SSD vs. HDD: How low will hard drives go?

Solid-state drives won't approach magnetic hard-disk drives in pricing anytime soon, if ever. Comparison shopping makes SSDs look like a luxury purchase.

Brooke Crothers Former CNET contributor
Brooke Crothers writes about mobile computer systems, including laptops, tablets, smartphones: how they define the computing experience and the hardware that makes them tick. He has served as an editor at large at CNET News and a contributing reporter to The New York Times' Bits and Technology sections. His interest in things small began when living in Tokyo in a very small apartment for a very long time.
Brooke Crothers
2 min read

Hard-disk drives are becoming so inexpensive that prices alone--seemingly improbable a couple of years ago--garner headlines. So, how will speedy yet pricey solid-state drives keep up?

Beyond the above-the-fold "2TB for $75" attention-getters, laptop hard disk costs have also been dropping like a rock, pushing mobile hard drives far below solid-state drives. The laptop market is one of the primary markets for flash memory-based SSDs, which are generally faster--in some cases much faster--than HDDs.

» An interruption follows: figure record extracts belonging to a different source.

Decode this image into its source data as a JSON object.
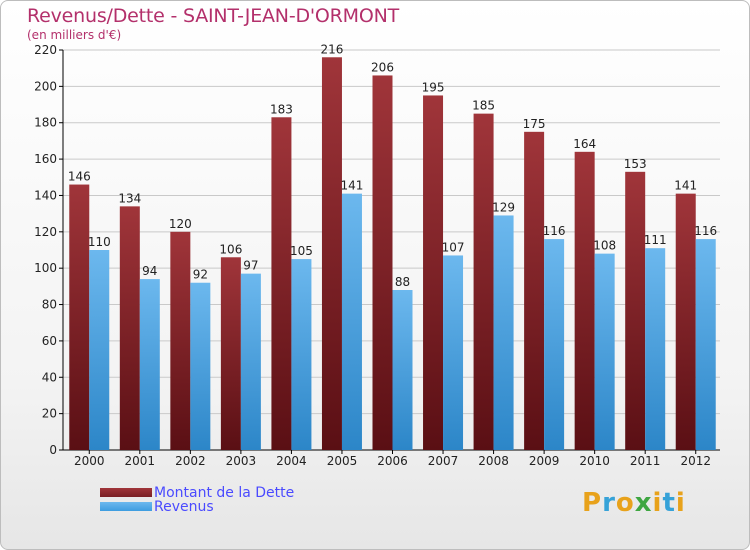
{
  "title": "Revenus/Dette - SAINT-JEAN-D'ORMONT",
  "subtitle": "(en milliers d'€)",
  "logo": {
    "text": "Proxiti",
    "letters": [
      "P",
      "r",
      "o",
      "x",
      "i",
      "t",
      "i"
    ],
    "colors": [
      "#e8a21b",
      "#36a2d8",
      "#e8a21b",
      "#3ea641",
      "#e8a21b",
      "#36a2d8",
      "#e8a21b"
    ]
  },
  "colors": {
    "debt": "#7a1f24",
    "debt_light": "#a0353a",
    "revenue": "#3d9ce0",
    "revenue_light": "#6cb8ee",
    "axis": "#000000",
    "grid": "#c9c9c9"
  },
  "chart_data": {
    "type": "bar",
    "categories": [
      "2000",
      "2001",
      "2002",
      "2003",
      "2004",
      "2005",
      "2006",
      "2007",
      "2008",
      "2009",
      "2010",
      "2011",
      "2012"
    ],
    "series": [
      {
        "name": "Montant de la Dette",
        "values": [
          146,
          134,
          120,
          106,
          183,
          216,
          206,
          195,
          185,
          175,
          164,
          153,
          141
        ]
      },
      {
        "name": "Revenus",
        "values": [
          110,
          94,
          92,
          97,
          105,
          141,
          88,
          107,
          129,
          116,
          108,
          111,
          116
        ]
      }
    ],
    "ylim": [
      0,
      220
    ],
    "yticks": [
      0,
      20,
      40,
      60,
      80,
      100,
      120,
      140,
      160,
      180,
      200,
      220
    ],
    "xlabel": "",
    "ylabel": "",
    "grid": true,
    "legend": "bottom-left"
  }
}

Case in point: the Hitachi Travelstar 7K500 HDD. The $64.99 price at Newegg.com not only gets you a 500GB capacity drive in a slim form factor but also one rated at 7200RPM--as fast as a laptop hard drive gets. Other goodies integrated into the drive include a 16MB cache and SATA 3 gigabit per second interface.

Apple still provides a good example of the sticker shock facing buyers who opt for an SSD over an HDD.
Apple still provides a good example of the sticker shock facing buyers who opt for an SSD over an HDD. Apple

Two-figure pricing like that for laptop hard drives makes solid-state drives look like a luxury purchase by comparison. "HDD and NAND (flash memory) cost per gigabyte are destined to remain an order of magnitude apart for the foreseeable future. SSDs will remain from 10 to 20 times as expensive as HDDs of the same capacity," said Jim Handy, principal analyst at Objective Analysis, a firm that does semiconductor-related market research.

Look no further than Apple for the price shock that buyers face when opting for a solid-state drive. In its MacBook Pro line, upgrading from a 320GB HDD to a 256GB SSD adds $650 to the cost of the system. And this has been the status quo for some time.

Prices are a bit lower for retail solid-state drives from top-tier suppliers such as Crucial, an arm of memory chip and SSD manufacturer Micron Technology. At $514.99, Crucial offers a better deal than Apple on a cutting-edge 256GB solid-state drive with a high-speed 6Gbps interface. Still, that doesn't get anywhere close to hard-drive pricing at that capacity. (Note this does not include SSD pricing from second- and third-tier vendors.)

"SSDs will not gain prominence in PCs as long as consumers continue to fixate on price and HDD capacity at the same time," said Handy.

Plummeting hard-drive prices may level off a bit, though, in the wake of the planned acquisition of Hitachi's hard drive unit by Western Digital. "One of the consequences of the WD acquisition of [Hitachi's storage business] will likely be a reduction in the decline of average HDD prices," said Thomas Coughlin of Coughlin Associates, a data storage consulting firm.